Wood: “Last chance?”
Me: “Sightings of him have dropped dramatically over the past twenty-five years.”
Wood (dryly): “Right. I’m sure the drop in sightings has nothing to do with the fact Wynter was murdered in nineteen-thirty-eight.”
Me: “We could ask him where he stashed his blackmail materials. If his wife or murderer didn’t already turn them to ash.”
Wood (momentarily forgetting he thought spirit boards were pure hokum): “You want to find Pandora’s Box? Think of all the trouble his blackmail ledger could cause, Wynter had access to every government record in Rye.”
Me (shrugging): “I wouldn’t read it, I hand it over to the police, they’d read it.”
Wood: “And Pandora only meant to sneak a peek inside that damned box. What if your great grandparents had something hushed up by Wynter? Wouldn’t you want to protect their memory? Or how about my Gran?”

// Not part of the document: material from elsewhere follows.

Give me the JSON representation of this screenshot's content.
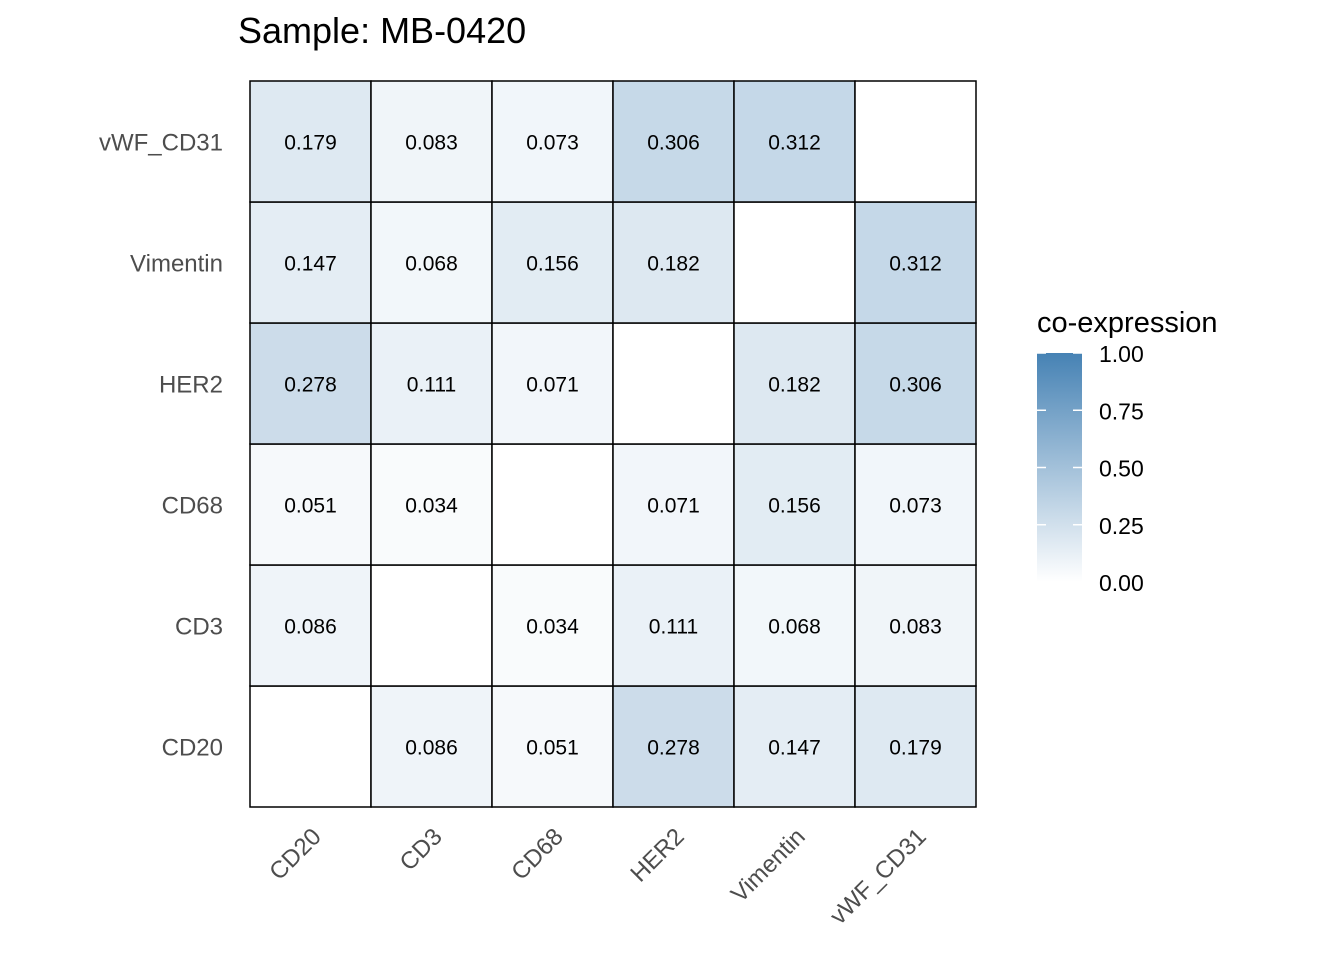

A ripple of electricity arcing across my toes jolted me out of the hypothetical ethical pickle Wood’s question placed me in. Glancing around, I spotted a scowling Abraham standing in the entrance of the gazebo staring at me. Turning back to my Moon Bathing companion, I found the solution to two out of three of my burning dilemmas in the buzzing of his phone.
Me (snapping my fingers in inspiration): “Tell Laney you’ll call her back on video chat. She can help us break in the spirit board – you’ll get a boatload of husband points.”
Wood, while muttering something about wishing Laney and I weren’t so close, answered his phone.
Wood: “Hey Twinkie, can you call me back on Facetime, please? Thanks…. Hey, where are you going?”
Me (getting up from the table): “The gazebo, my guy, just arrived.”
Wood (face lit by the glow of his phone): “Shout if you need me?”
Me (over my shoulder): “Of course! This shouldn’t take long.”
Stepping carefully over the ring of salt, I left Wood to catch Laney up with tonight’s entertainment. Walking past a glowering Abraham into the dim interior of the gazebo, he waited until I turned around and faced him before speaking.
Abraham: “I don’t care to be summoned, Caretaker.”